I was inspired to create this puzzle based on a thread that I read recently on Reddit.
There is a hidden message encoded in the following body of text.
Decoding it will require some CS and programming knowledge.
Can you decode the hidden message?
The Text
Hints
This series of hints becomes more helpful as they progress.
Try to complete the puzzle using as few hints as possible.
There are a lot of unnecessary unicode code-points in the file, which have a simpler representation.
The presence, or absence of one of these unnecessary code-points represents a bit, which can be on or off.
You can make a new string out of those on or off bits.
There is also a 16 bit unsigned integer at the beginning of this sequence of bits.
Solution
The basic premise of this encoding is that by swapping unicode "homoglpyhs", which are unicode code points which look like ascii characters, you can represent a binary array in a normal looking body of text. If a character is its original ascii character, that would represent a 0, if its swapped with a unicode homoglpyh, then it is a 1.
The first step to solving this puzzle is to find the set of code-points, which look like ascii characters, but are unicode.
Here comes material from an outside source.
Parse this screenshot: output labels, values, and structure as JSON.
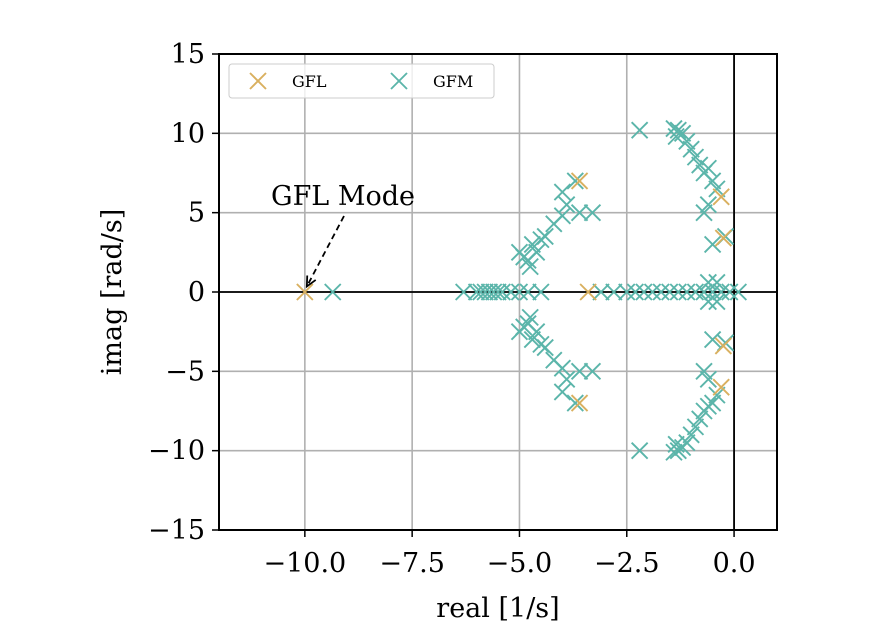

def find_unicode_glyphs(file_path: str):
with open(file_path, "r") as f:
unicode = set()
while (char := f.read(1)):
if ord(char) > 127: # Outside of ascii range
unicode.add(char)
print(unicode)
For this file, this will print out
{'ν', 'υ', 'і', 'е', 'ո', 'с', 'о', 'զ', 'р', 'ԁ', 'х', 'а', 'ј'}
Of these characters, the following have analogous ascii characters
{
"\u0440": "p",
"\u03c5": "u",
"\u0445": "x",
"\u0435": "e",
"\u043e": "o",
"\u03bd": "v",
"\u0458": "j",
"\u0578": "n",
"\u0441": "c",
"\u0456": "i",
"\u0430": "a",
"\u0566": "q",
"\u0501": "d"
}
So, in order to decode the hidden message you need to
# The glyphs that you mapped in the previous step,
# unicode on the left and ascii on the right.
homoglyphs_reversed = {
'р': 'p',
'υ': 'u',
'х': 'x',
'е': 'e',
'о': 'o',
'ν': 'v',
'ј': 'j',
'ո': 'n',
'с': 'c',
'і': 'i',
'а': 'a',
'զ': 'q',
'ԁ': 'd',
}
homoglpyh_ascii = set(homoglyphs_reversed.values())
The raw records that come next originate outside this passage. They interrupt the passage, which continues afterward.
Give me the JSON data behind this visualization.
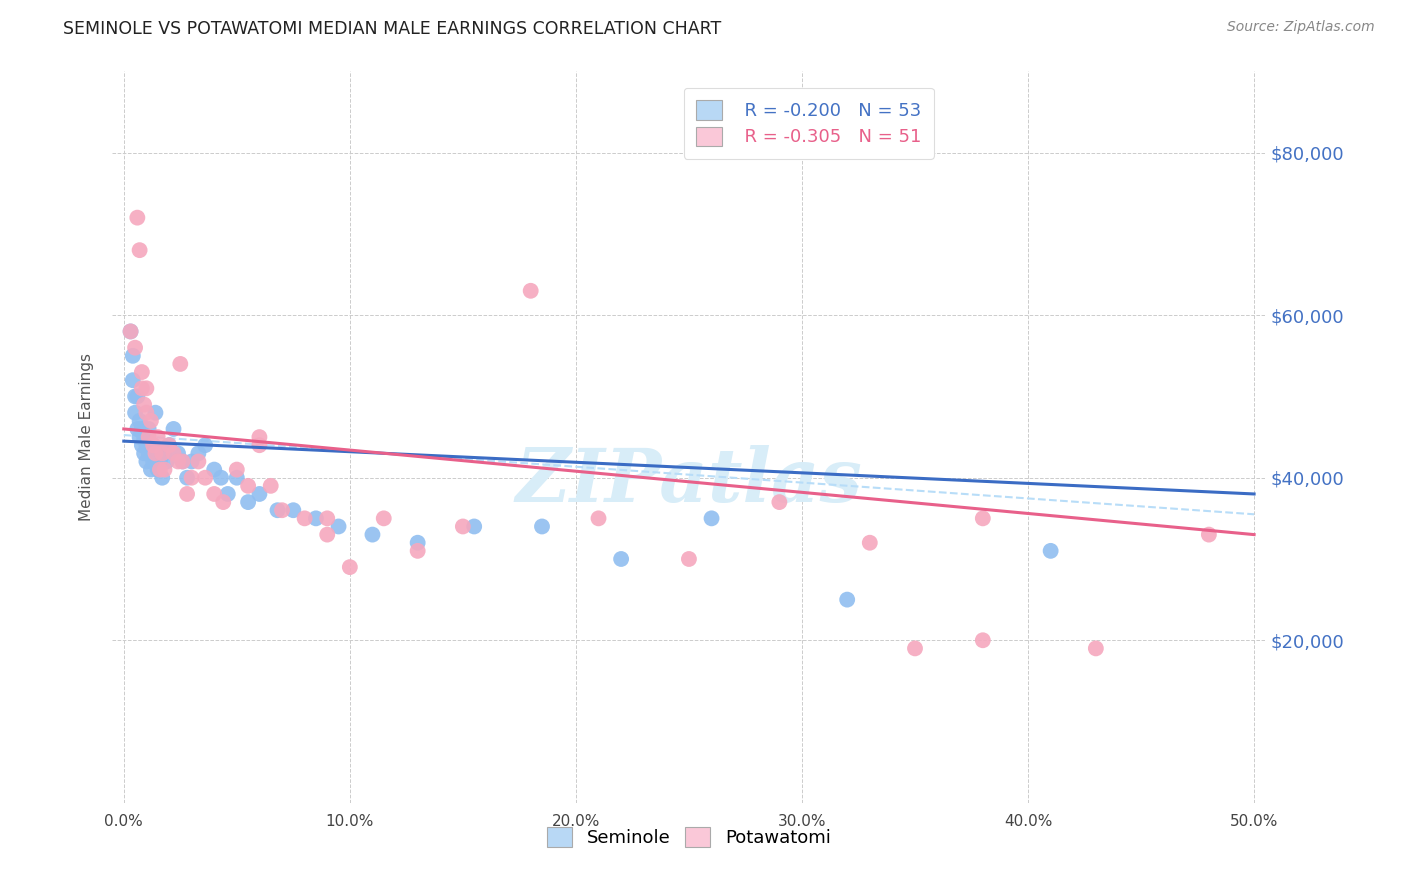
{
  "title": "SEMINOLE VS POTAWATOMI MEDIAN MALE EARNINGS CORRELATION CHART",
  "source": "Source: ZipAtlas.com",
  "ylabel": "Median Male Earnings",
  "y_ticks": [
    20000,
    40000,
    60000,
    80000
  ],
  "y_tick_labels": [
    "$20,000",
    "$40,000",
    "$60,000",
    "$80,000"
  ],
  "x_range": [
    0.0,
    0.5
  ],
  "y_range": [
    0,
    90000
  ],
  "seminole_R": "-0.200",
  "seminole_N": "53",
  "potawatomi_R": "-0.305",
  "potawatomi_N": "51",
  "seminole_color": "#90BEF0",
  "potawatomi_color": "#F5A8BE",
  "seminole_line_color": "#3B6CC4",
  "potawatomi_line_color": "#E8608A",
  "dash_line_color": "#B8DDF8",
  "watermark_color": "#D8EDF8",
  "background_color": "#FFFFFF",
  "grid_color": "#CCCCCC",
  "legend_color_blue": "#B8D8F5",
  "legend_color_pink": "#FAC8D8",
  "title_color": "#222222",
  "source_color": "#888888",
  "tick_color": "#4472C4",
  "label_color": "#555555",
  "seminole_x": [
    0.003,
    0.004,
    0.004,
    0.005,
    0.005,
    0.006,
    0.006,
    0.007,
    0.007,
    0.008,
    0.008,
    0.009,
    0.009,
    0.01,
    0.01,
    0.011,
    0.011,
    0.012,
    0.013,
    0.013,
    0.014,
    0.015,
    0.015,
    0.016,
    0.017,
    0.018,
    0.019,
    0.02,
    0.022,
    0.024,
    0.026,
    0.028,
    0.03,
    0.033,
    0.036,
    0.04,
    0.043,
    0.046,
    0.05,
    0.055,
    0.06,
    0.068,
    0.075,
    0.085,
    0.095,
    0.11,
    0.13,
    0.155,
    0.185,
    0.22,
    0.26,
    0.32,
    0.41
  ],
  "seminole_y": [
    58000,
    55000,
    52000,
    50000,
    48000,
    46000,
    50000,
    45000,
    47000,
    44000,
    46000,
    43000,
    45000,
    44000,
    42000,
    46000,
    43000,
    41000,
    44000,
    42000,
    48000,
    43000,
    41000,
    42000,
    40000,
    43000,
    42000,
    44000,
    46000,
    43000,
    42000,
    40000,
    42000,
    43000,
    44000,
    41000,
    40000,
    38000,
    40000,
    37000,
    38000,
    36000,
    36000,
    35000,
    34000,
    33000,
    32000,
    34000,
    34000,
    30000,
    35000,
    25000,
    31000
  ],
  "potawatomi_x": [
    0.003,
    0.005,
    0.006,
    0.007,
    0.008,
    0.008,
    0.009,
    0.01,
    0.01,
    0.011,
    0.012,
    0.013,
    0.014,
    0.015,
    0.016,
    0.017,
    0.018,
    0.02,
    0.022,
    0.024,
    0.026,
    0.028,
    0.03,
    0.033,
    0.036,
    0.04,
    0.044,
    0.05,
    0.055,
    0.06,
    0.065,
    0.07,
    0.08,
    0.09,
    0.1,
    0.115,
    0.13,
    0.15,
    0.18,
    0.21,
    0.25,
    0.29,
    0.33,
    0.38,
    0.43,
    0.48,
    0.06,
    0.025,
    0.09,
    0.35,
    0.38
  ],
  "potawatomi_y": [
    58000,
    56000,
    72000,
    68000,
    53000,
    51000,
    49000,
    48000,
    51000,
    45000,
    47000,
    44000,
    43000,
    45000,
    41000,
    43000,
    41000,
    44000,
    43000,
    42000,
    42000,
    38000,
    40000,
    42000,
    40000,
    38000,
    37000,
    41000,
    39000,
    44000,
    39000,
    36000,
    35000,
    33000,
    29000,
    35000,
    31000,
    34000,
    63000,
    35000,
    30000,
    37000,
    32000,
    35000,
    19000,
    33000,
    45000,
    54000,
    35000,
    19000,
    20000
  ]
}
def bitlist_to_bytearray(bitlist):
if len(bitlist) % 8 != 0:
# Pad the bitlist with zeros to make its length a multiple of 8
bitlist = bitlist + [0] * (8 - len(bitlist) % 8)
byte_array = bytearray()
for i in range(0, len(bitlist), 8):
byte = 0
for j in range(8):
byte = (byte << 1) | bitlist[i + j]
byte_array.append(byte)
return byte_array
with open(file_path, "r") as f:
bits = []
while (char := f.read(1)):
if char in homoglpyh_ascii:
bits.append(0)
elif char in homoglyphs_reversed:
bits.append(1)
bytes = bitlist_to_bytearray(bits)
sys.stdout.buffer.write(bytes)
sys.stdout.buffer.flush()
If you run this through hexdump you will see the message
python3 decode.py | hexdump -C
00000000 16 00 54 68 65 20 73 65 63 72 65 74 20 6d 65 73 |..The secret mes|
00000010 73 61 67 65 20 69 73 3a 00 00 00 00 00 00 00 00 |sage is:........|
00000020 00 00 00 00 00 00 00 00 00 00 00 00 00 00 00 00 |................|
*
000000c0 00 00 00 00 00 00 00 00 00 00 00 00 00 00 07 ff |................|
000000d0 80 |.|
000000d1
There you can clearly see the secret message.
The first two bytes are a unsigned 16 bit integer which represents the message length. Using that you can extract the exact message.
And there you have it! The secret message is: The secret message is:
There are many ways you can use a similar technique to encode messages inside of text although they all have different drawbacks.
In order for this encoding to be decodable reliably, I had to include that "latin alphabet" which is a pretty big hint, otherwise some messages wouldn't have all the unicode chars present and therefore you wouldn't be able to distinguish whether the ascii chars had a corresponding unicode char.